The Commission published the findings of the Digital Fairness Fitness Check, which evaluates whether the current EU consumer protection laws are fit for purpose to ensure a high level of protection in the digital environment. The Fitness Check covered three core Directives: the Unfair Commercial Practices Directive, the Consumer Rights Directive, and the Unfair Contract Terms Directive. The results show that these rules remain both relevant and necessary to ensure a high level of consumer protection and effective functioning of the Digital Single Market. However, it also shows that consumers behave differently online than offline. Moreover, technological developments and increased tracking of online behaviour enable businesses to more effectively persuade consumers online. This highlights the need for rules that are better adapted to the specific harmful practices and challenges that consumers face online.
Key findings
- The three Directives have provided a degree of regulatory certainty and consumer trust to support the development of a diverse digital market, but consumers do not always feel fully in control of their online experience due to practices such as:
- dark patterns in online interfaces that can unfairly influence their decisions, for example, by putting unnecessary pressure on consumers through false urgency claims;
- addictive design of digital services that pushes consumers to keep using the service or spending more money, such as, gambling-like features in video games;
- personalised targeting that takes advantage of consumers’ vulnerabilities, such as showing targeted advertising that exploits personal problems, financial challenges or negative mental states;
- difficulties with managing digital subscriptions, for example, when companies make it excessively hard to unsubscribe;
- problematic commercial practices of social media influencers. Some of these practices may already go against existing EU consumer law and other EU law, for example, the Digital Services Act and the Audiovisual Media Services Directive.

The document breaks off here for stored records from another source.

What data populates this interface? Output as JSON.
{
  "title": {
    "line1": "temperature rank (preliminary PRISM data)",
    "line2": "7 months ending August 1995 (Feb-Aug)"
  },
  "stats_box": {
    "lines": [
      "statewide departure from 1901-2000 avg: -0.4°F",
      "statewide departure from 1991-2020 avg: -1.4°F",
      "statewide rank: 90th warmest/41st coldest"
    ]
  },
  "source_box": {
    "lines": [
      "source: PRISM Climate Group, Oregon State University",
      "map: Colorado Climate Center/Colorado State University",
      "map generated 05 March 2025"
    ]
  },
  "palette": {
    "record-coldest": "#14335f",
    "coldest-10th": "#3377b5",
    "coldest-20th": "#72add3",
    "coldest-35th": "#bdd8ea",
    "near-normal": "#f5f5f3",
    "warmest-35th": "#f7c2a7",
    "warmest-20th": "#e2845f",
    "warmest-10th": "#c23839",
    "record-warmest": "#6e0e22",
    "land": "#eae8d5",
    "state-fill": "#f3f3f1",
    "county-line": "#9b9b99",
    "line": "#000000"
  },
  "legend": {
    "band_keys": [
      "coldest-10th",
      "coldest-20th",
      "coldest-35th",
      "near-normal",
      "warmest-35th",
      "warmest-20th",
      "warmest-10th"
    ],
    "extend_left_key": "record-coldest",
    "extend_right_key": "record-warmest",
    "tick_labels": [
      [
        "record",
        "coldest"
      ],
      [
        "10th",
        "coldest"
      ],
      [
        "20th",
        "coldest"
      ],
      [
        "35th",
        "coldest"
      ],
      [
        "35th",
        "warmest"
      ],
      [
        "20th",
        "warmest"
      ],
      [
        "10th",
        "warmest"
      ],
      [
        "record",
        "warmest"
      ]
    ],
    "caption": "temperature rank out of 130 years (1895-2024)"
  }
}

- Consumers are losing time and money – the various harmful commercial practices online cost EU consumers at least €7.9 billion per year. At the same time, the cost for businesses to comply with EU consumer law is much lower, not exceeding €737 million per year.
- Fragmented national laws: The effectiveness of EU consumer protection is undermined by insufficient enforcement , legal uncertainty, the increasing risk of regulatory fragmentation across Member States’ national approaches, and the lack of incentives for businesses to aim for the highest standard of protection.

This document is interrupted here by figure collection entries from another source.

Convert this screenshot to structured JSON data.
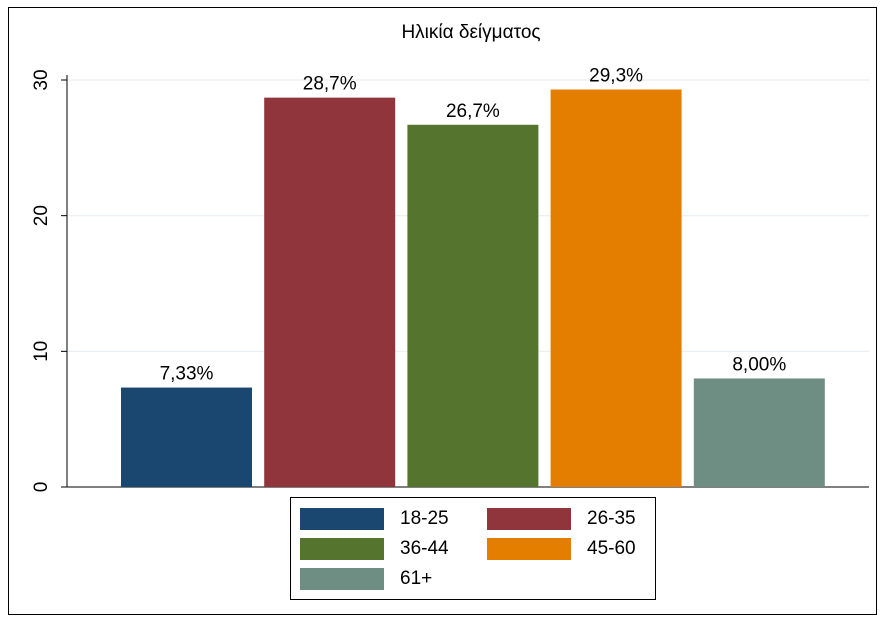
{
  "chart_data": {
    "type": "bar",
    "title": "Ηλικία δείγματος",
    "xlabel": "",
    "ylabel": "",
    "ylim": [
      0,
      30
    ],
    "yticks": [
      0,
      10,
      20,
      30
    ],
    "grid": true,
    "legend_position": "bottom",
    "categories": [
      "18-25",
      "26-35",
      "36-44",
      "45-60",
      "61+"
    ],
    "values": [
      7.33,
      28.7,
      26.7,
      29.3,
      8.0
    ],
    "value_labels": [
      "7,33%",
      "28,7%",
      "26,7%",
      "29,3%",
      "8,00%"
    ],
    "colors": [
      "#1a476f",
      "#90353b",
      "#55752f",
      "#e37e00",
      "#6e8e84"
    ]
  }
}
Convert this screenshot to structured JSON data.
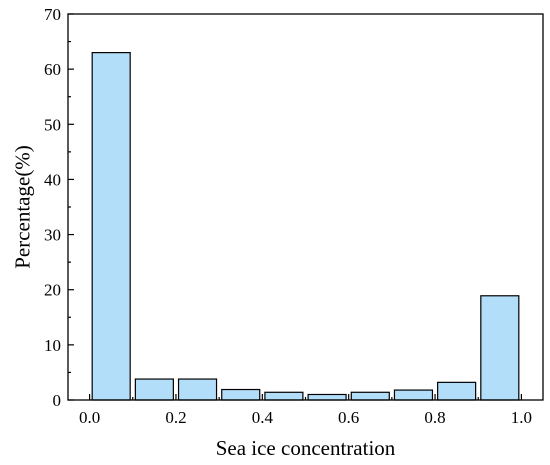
{
  "chart_data": {
    "type": "bar",
    "title": "",
    "xlabel": "Sea ice concentration",
    "ylabel": "Percentage(%)",
    "xlim": [
      -0.05,
      1.05
    ],
    "ylim": [
      0,
      70
    ],
    "x_ticks": [
      0.0,
      0.2,
      0.4,
      0.6,
      0.8,
      1.0
    ],
    "x_tick_labels": [
      "0.0",
      "0.2",
      "0.4",
      "0.6",
      "0.8",
      "1.0"
    ],
    "y_ticks": [
      0,
      10,
      20,
      30,
      40,
      50,
      60,
      70
    ],
    "y_tick_labels": [
      "0",
      "10",
      "20",
      "30",
      "40",
      "50",
      "60",
      "70"
    ],
    "bin_width": 0.1,
    "bins": [
      {
        "start": 0.0,
        "end": 0.1,
        "value": 63.0
      },
      {
        "start": 0.1,
        "end": 0.2,
        "value": 3.8
      },
      {
        "start": 0.2,
        "end": 0.3,
        "value": 3.8
      },
      {
        "start": 0.3,
        "end": 0.4,
        "value": 1.9
      },
      {
        "start": 0.4,
        "end": 0.5,
        "value": 1.4
      },
      {
        "start": 0.5,
        "end": 0.6,
        "value": 1.0
      },
      {
        "start": 0.6,
        "end": 0.7,
        "value": 1.4
      },
      {
        "start": 0.7,
        "end": 0.8,
        "value": 1.8
      },
      {
        "start": 0.8,
        "end": 0.9,
        "value": 3.2
      },
      {
        "start": 0.9,
        "end": 1.0,
        "value": 18.9
      }
    ],
    "bar_color": "#B3DEFA",
    "bar_edge_color": "#000000",
    "grid": false,
    "legend": "none"
  }
}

The Fitness Check shows that we need to take further action to make the digital environment fair for consumers. This includes tackling the most harmful practices such as dark patterns. Increased legal certainty could prevent regulatory fragmentation and promote fair growth. There is scope for simplifying existing rules, without compromising the level of protection. It is also fundamental to ensure the coherent application and effective enforcement of EU consumer law and the EU digital rulebook, including the Digital Services Act, which prohibits several unfair practices on online platforms. All of this will be on the Commission’s agenda in the upcoming mandate.
Next steps
The Fitness Check provides a state of play and points to areas for improvement, which can be further analysed and built upon in the future. It does not establish recommendations on the exact format and content of future Commission action. The Commission consulted the public through several consultation activities, including a Call for Evidence and a public consultation.
In the mission letter addressed to Commissioner-designate for Democracy, Justice and the Rule of Law, President von der Leyen refers to the need to develop “a Digital Fairness Act to tackle unethical techniques and commercial practices related to dark patterns, marketing by social media influencers, the addictive design of digital products and online profiling especially when consumer vulnerabilities are exploited for commercial purposes”.